Scientists at Newlight Technologies LLC have achieved a scalable, cost-effective carbon-negative plastic production method for AirCarbon, a high-performance thermoplastic made by pulling carbon out of air.
A carbon-negative plastic has been sought-after for many years. While a material that pulls carbon out of the air has been produced, the cost to produce it has been three times higher than the cost to produce plastic from oil.
Led by a development team comprising of Evan Creelman, Mark Herrema and Kenton Kimmel, Newlight’s manufacturing process begins with a point-source stream of air containing greenhouse gas that is collected and fed into a proprietary gas polymerization reactor. Using multiple gas mass transfer technology, air and greenhouse gas is then converted into aqueous form.
Dissolved gas is then contacted with an engineered biocatalyst that polymerizes hydrogen, oxygen and carbon into a long-chain thermoplastic polymer at high yield.

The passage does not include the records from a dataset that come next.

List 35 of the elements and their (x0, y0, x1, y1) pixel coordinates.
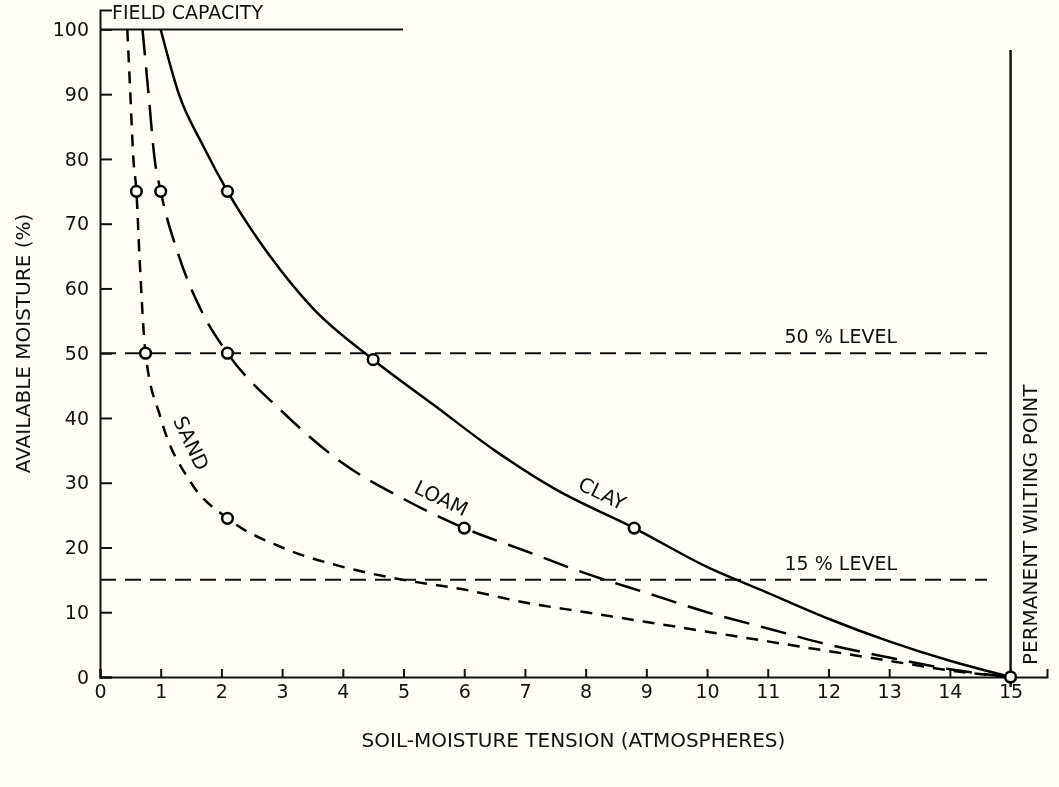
x-tick-label: 3 (276, 680, 289, 702)
ref-line-label: FIELD CAPACITY (112, 1, 264, 24)
x-tick-label: 4 (337, 680, 350, 702)
y-tick-label: 60 (64, 277, 89, 300)
text: SAND (168, 412, 215, 475)
x-tick-label: 9 (640, 680, 653, 702)
y-tick-label: 70 (64, 212, 89, 235)
x-tick-label: 6 (458, 680, 471, 702)
text: CLAY (574, 471, 631, 516)
y-tick-label: 40 (64, 406, 89, 429)
x-tick-label: 5 (397, 680, 411, 702)
x-tick-label: 0 (94, 680, 107, 702)
y-tick-label: 30 (64, 471, 89, 494)
x-tick-label: 7 (519, 680, 532, 702)
x-tick-label: 13 (877, 680, 902, 702)
x-tick-label: 8 (580, 680, 593, 702)
ref-line-label: PERMANENT WILTING POINT (1017, 383, 1042, 665)
y-axis-title: AVAILABLE MOISTURE (%) (11, 213, 35, 474)
y-tick-label: 90 (64, 82, 89, 105)
x-axis-title: SOIL-MOISTURE TENSION (ATMOSPHERES) (361, 728, 786, 752)
x-tick-label: 1 (155, 680, 168, 702)
x-tick-label: 11 (756, 680, 781, 702)
y-tick-label: 20 (64, 536, 89, 559)
x-tick-label: 15 (998, 680, 1024, 702)
y-tick-label: 100 (52, 18, 89, 41)
y-tick-label: 80 (64, 147, 89, 170)
ref-line-label: 15 % LEVEL (784, 551, 898, 574)
x-tick-label: 12 (816, 680, 842, 702)
x-tick-label: 14 (938, 680, 963, 702)
ref-line-label: 50 % LEVEL (784, 325, 898, 348)
y-tick-label: 50 (64, 341, 89, 364)
x-tick-label: 2 (215, 680, 228, 702)
y-tick-label: 0 (76, 665, 89, 688)
y-tick-label: 10 (64, 600, 89, 623)
x-tick-label: 10 (695, 680, 720, 702)
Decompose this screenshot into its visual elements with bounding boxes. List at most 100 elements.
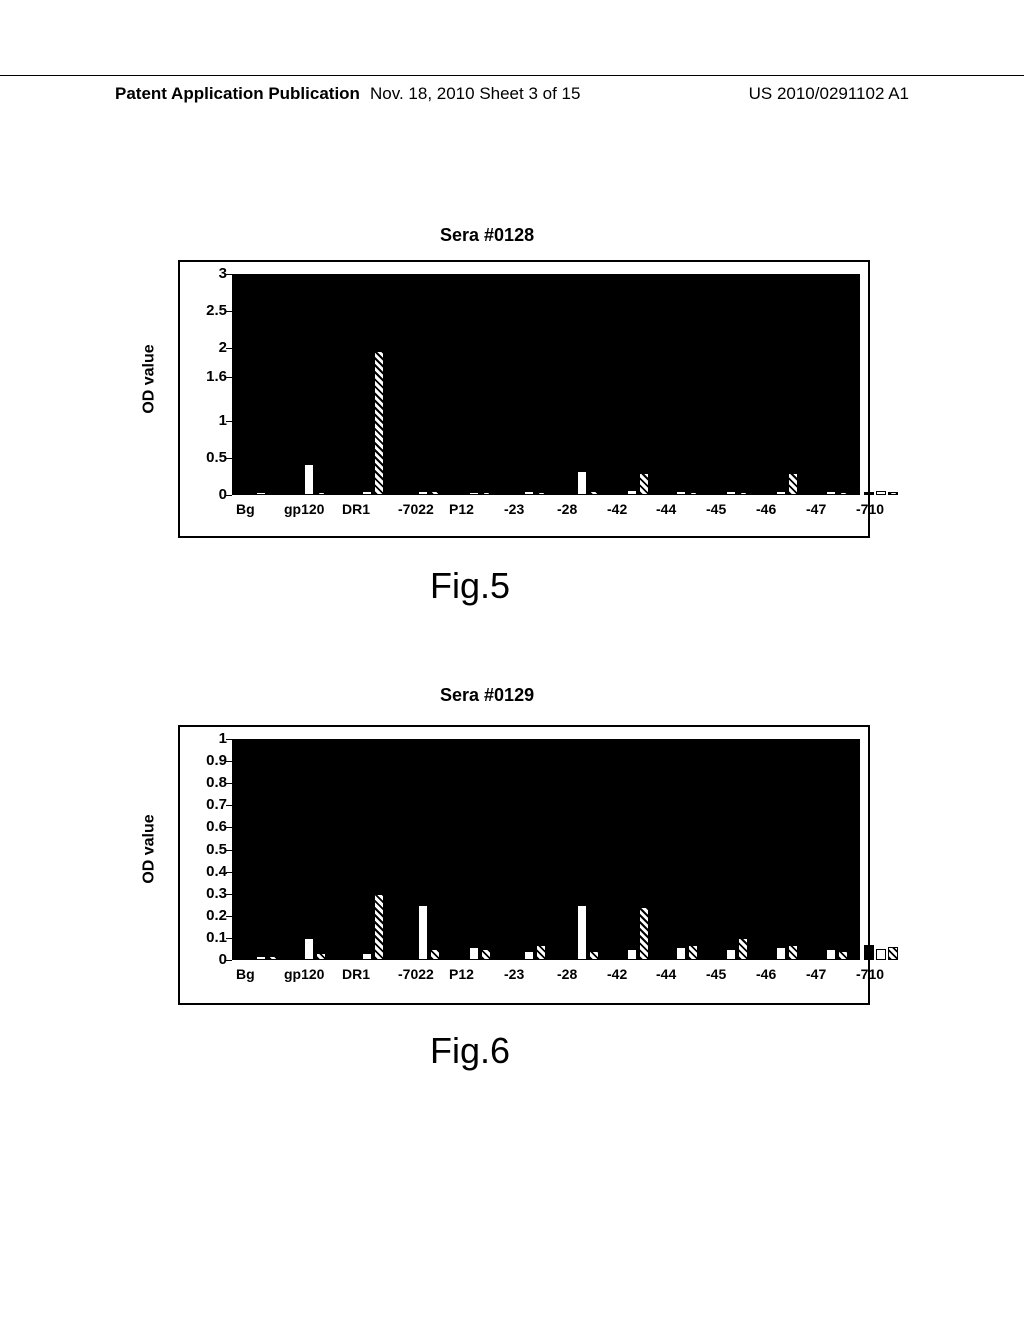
bar-white	[418, 905, 428, 960]
bar-solid	[406, 951, 416, 960]
bar-hatched	[430, 491, 440, 495]
y-tick-label: 1	[187, 412, 227, 429]
bar-solid	[457, 492, 467, 495]
bar-solid	[292, 491, 302, 495]
x-tick-label: -710	[856, 501, 908, 517]
chart5-plot-area	[232, 274, 860, 495]
y-tick-label: 0.6	[187, 818, 227, 835]
x-tick-label: -45	[706, 501, 758, 517]
bar-hatched	[639, 907, 649, 960]
y-tick-label: 0.5	[187, 449, 227, 466]
bar-white	[524, 951, 534, 960]
bar-white	[577, 471, 587, 495]
bar-hatched	[536, 492, 546, 495]
y-tick-label: 0.3	[187, 885, 227, 902]
bar-solid	[615, 491, 625, 495]
y-tick-label: 0.7	[187, 796, 227, 813]
x-tick-label: gp120	[284, 966, 336, 982]
bar-solid	[814, 949, 824, 960]
x-tick-label: -47	[806, 966, 858, 982]
x-tick-label: -23	[504, 966, 556, 982]
bar-white	[876, 949, 886, 960]
bar-hatched	[589, 951, 599, 960]
bar-solid	[512, 492, 522, 495]
bar-hatched	[268, 493, 278, 495]
bar-solid	[512, 949, 522, 960]
bar-hatched	[589, 491, 599, 495]
chart5-y-label: OD value	[141, 344, 159, 413]
bar-solid	[457, 945, 467, 960]
y-tick-label: 0.4	[187, 863, 227, 880]
x-tick-label: -42	[607, 966, 659, 982]
bar-hatched	[481, 949, 491, 960]
x-tick-label: -7022	[398, 966, 450, 982]
header-right-text: US 2010/0291102 A1	[749, 84, 909, 104]
bar-white	[676, 947, 686, 960]
bar-solid	[565, 491, 575, 495]
header-left-text: Patent Application Publication	[115, 84, 360, 104]
bar-white	[726, 491, 736, 495]
bar-white	[304, 464, 314, 495]
x-tick-label: -46	[756, 966, 808, 982]
x-tick-label: -45	[706, 966, 758, 982]
y-tick	[226, 960, 232, 961]
x-tick-label: -46	[756, 501, 808, 517]
x-tick-label: -47	[806, 501, 858, 517]
y-tick-label: 0.9	[187, 752, 227, 769]
bar-solid	[714, 951, 724, 960]
x-tick-label: -42	[607, 501, 659, 517]
bar-hatched	[374, 351, 384, 495]
bar-white	[256, 956, 266, 960]
bar-hatched	[430, 949, 440, 960]
bar-hatched	[838, 951, 848, 960]
x-tick-label: P12	[449, 966, 501, 982]
bar-white	[469, 947, 479, 960]
bar-white	[776, 947, 786, 960]
chart5-container: 00.511.622.53 Bggp120DR1-7022P12-23-28-4…	[178, 260, 870, 538]
x-tick-label: gp120	[284, 501, 336, 517]
x-tick-label: -28	[557, 501, 609, 517]
bar-white	[256, 492, 266, 495]
bar-white	[627, 490, 637, 495]
bar-hatched	[688, 945, 698, 960]
bar-hatched	[888, 947, 898, 960]
y-tick-label: 0	[187, 951, 227, 968]
bar-white	[776, 491, 786, 495]
y-tick-label: 0	[187, 486, 227, 503]
bar-solid	[814, 473, 824, 495]
bar-white	[676, 491, 686, 495]
bar-white	[304, 938, 314, 960]
x-tick-label: DR1	[342, 966, 394, 982]
x-tick-label: Bg	[236, 966, 288, 982]
bar-hatched	[374, 894, 384, 960]
y-tick-label: 3	[187, 265, 227, 282]
bar-solid	[864, 945, 874, 960]
y-tick	[226, 495, 232, 496]
bar-hatched	[838, 492, 848, 495]
chart6-y-label: OD value	[141, 814, 159, 883]
chart6-plot-area	[232, 739, 860, 960]
bar-white	[627, 949, 637, 960]
bar-solid	[664, 492, 674, 495]
bar-hatched	[536, 945, 546, 960]
chart5-title: Sera #0128	[440, 225, 534, 246]
y-tick-label: 2	[187, 339, 227, 356]
bar-hatched	[738, 492, 748, 495]
bar-hatched	[268, 956, 278, 960]
bar-hatched	[788, 945, 798, 960]
x-tick-label: -44	[656, 501, 708, 517]
bar-hatched	[788, 473, 798, 495]
bar-solid	[764, 949, 774, 960]
bar-solid	[350, 889, 360, 960]
bar-white	[418, 491, 428, 495]
bar-white	[826, 491, 836, 495]
y-tick-label: 1.6	[187, 368, 227, 385]
y-tick-label: 0.5	[187, 841, 227, 858]
bar-white	[826, 949, 836, 960]
x-tick-label: Bg	[236, 501, 288, 517]
bar-white	[362, 953, 372, 960]
bar-solid	[565, 951, 575, 960]
bar-white	[726, 949, 736, 960]
bar-solid	[664, 951, 674, 960]
page-header: Patent Application Publication Nov. 18, …	[0, 75, 1024, 84]
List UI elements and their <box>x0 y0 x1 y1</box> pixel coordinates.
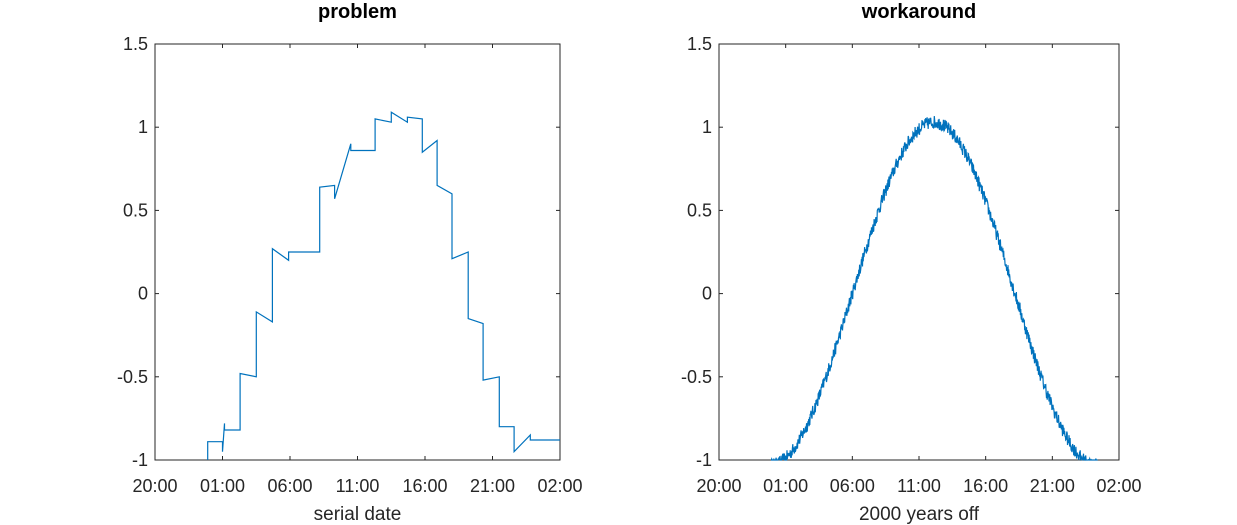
chart-1-x-tick-label: 01:00 <box>763 476 808 496</box>
chart-1-title: workaround <box>861 1 976 23</box>
chart-0-x-tick-label: 21:00 <box>470 476 515 496</box>
chart-0-series-line <box>207 111 560 460</box>
chart-1-x-axis-label: 2000 years off <box>859 504 980 525</box>
chart-1-y-tick-label: 0 <box>702 284 712 304</box>
chart-0-x-tick-label: 20:00 <box>132 476 177 496</box>
chart-panel-problem: problem serial date -1 -0.5 0 0.5 1 1.5 20:00 01:… <box>117 1 583 525</box>
chart-1-x-tick-label: 11:00 <box>897 476 941 496</box>
chart-panel-workaround: workaround 2000 years off -1 -0.5 0 0.5 1 1.5 20… <box>681 1 1142 525</box>
chart-0-x-axis-label: serial date <box>314 504 402 525</box>
chart-0-y-tick-label: 0 <box>138 284 148 304</box>
chart-1-x-tick-label: 16:00 <box>963 476 1008 496</box>
chart-0-title: problem <box>318 1 397 23</box>
chart-0-x-tick-label: 06:00 <box>267 476 312 496</box>
chart-1-x-tick-label: 02:00 <box>1096 476 1141 496</box>
chart-0-y-tick-label: 1.5 <box>123 34 148 54</box>
chart-1-y-tick-label: 1 <box>702 117 712 137</box>
chart-1-y-tick-label: 1.5 <box>687 34 712 54</box>
chart-1-y-tick-label: -1 <box>696 450 712 470</box>
chart-1-x-tick-label: 20:00 <box>696 476 741 496</box>
chart-0-y-tick-label: -1 <box>132 450 148 470</box>
chart-1-axes-box <box>718 43 1120 461</box>
chart-0-y-tick-label: 0.5 <box>123 200 148 220</box>
chart-0-y-tick-label: 1 <box>138 117 148 137</box>
chart-1-y-tick-label: -0.5 <box>681 367 712 387</box>
chart-1-series-line <box>770 116 1098 462</box>
chart-0-x-tick-label: 11:00 <box>336 476 380 496</box>
chart-0-x-tick-label: 02:00 <box>537 476 582 496</box>
chart-0-x-tick-label: 01:00 <box>200 476 245 496</box>
chart-1-x-tick-label: 06:00 <box>830 476 875 496</box>
chart-0-y-tick-label: -0.5 <box>117 367 148 387</box>
chart-0-x-tick-label: 16:00 <box>402 476 447 496</box>
chart-1-x-tick-label: 21:00 <box>1030 476 1075 496</box>
chart-1-y-tick-label: 0.5 <box>687 200 712 220</box>
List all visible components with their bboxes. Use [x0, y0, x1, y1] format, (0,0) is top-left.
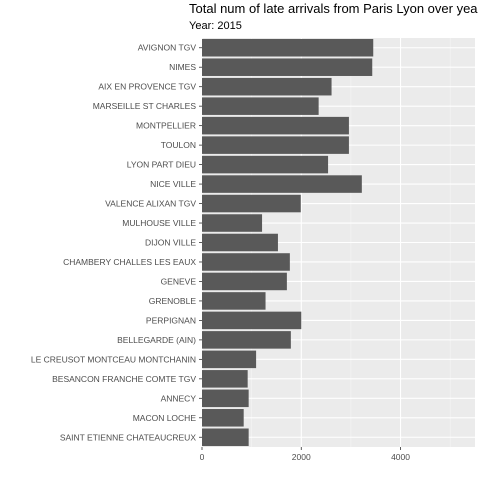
y-tick-label: MULHOUSE VILLE	[122, 218, 196, 228]
y-tick-label: MONTPELLIER	[136, 121, 196, 131]
bar	[202, 350, 257, 369]
bar	[202, 428, 249, 447]
bar	[202, 58, 373, 76]
y-tick-label: MACON LOCHE	[133, 413, 197, 423]
y-tick-label: NICE VILLE	[150, 179, 196, 189]
y-tick-label: DIJON VILLE	[145, 238, 196, 248]
bar	[202, 233, 278, 252]
y-tick-label: BELLEGARDE (AIN)	[117, 335, 196, 345]
bar	[202, 389, 249, 408]
bar	[202, 38, 374, 57]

The resin is converted to plastic pellets, which are as strong as oil-based plastics and more cost effective.
Founded in 2003, Newlight Technologies has invented, patented, and commercialized AirCarbon, a paradigm-shifting material made by pulling carbon, such as methane and carbon dioxide, out of air. As a result of Newlight’s breakthroughs in gas conversion yield and polymer performance, AirCarbon can replicate the performance of oil-based plastics while significantly out-competing on price, representing a market-driven solution to displacing oil, reducing material cost, and reversing climate change.
AirCarbon is currently being used to manufacture furniture, bags, films, containers, top caps, and a variety of other products.
Newlight’s AirCarbon was recently awarded a R&D 100 Award for being one of the top innovations of the year. The prestigious and influential R&D 100 Awards are also famously known as the “Oscars of Innovation.”
Newlight Technologies’s AirCarbon also won the “Biomaterial of the Year” award for the company’s AirCarbon material at the 2013 International Biomaterials Conference in Cologne, Germany this month.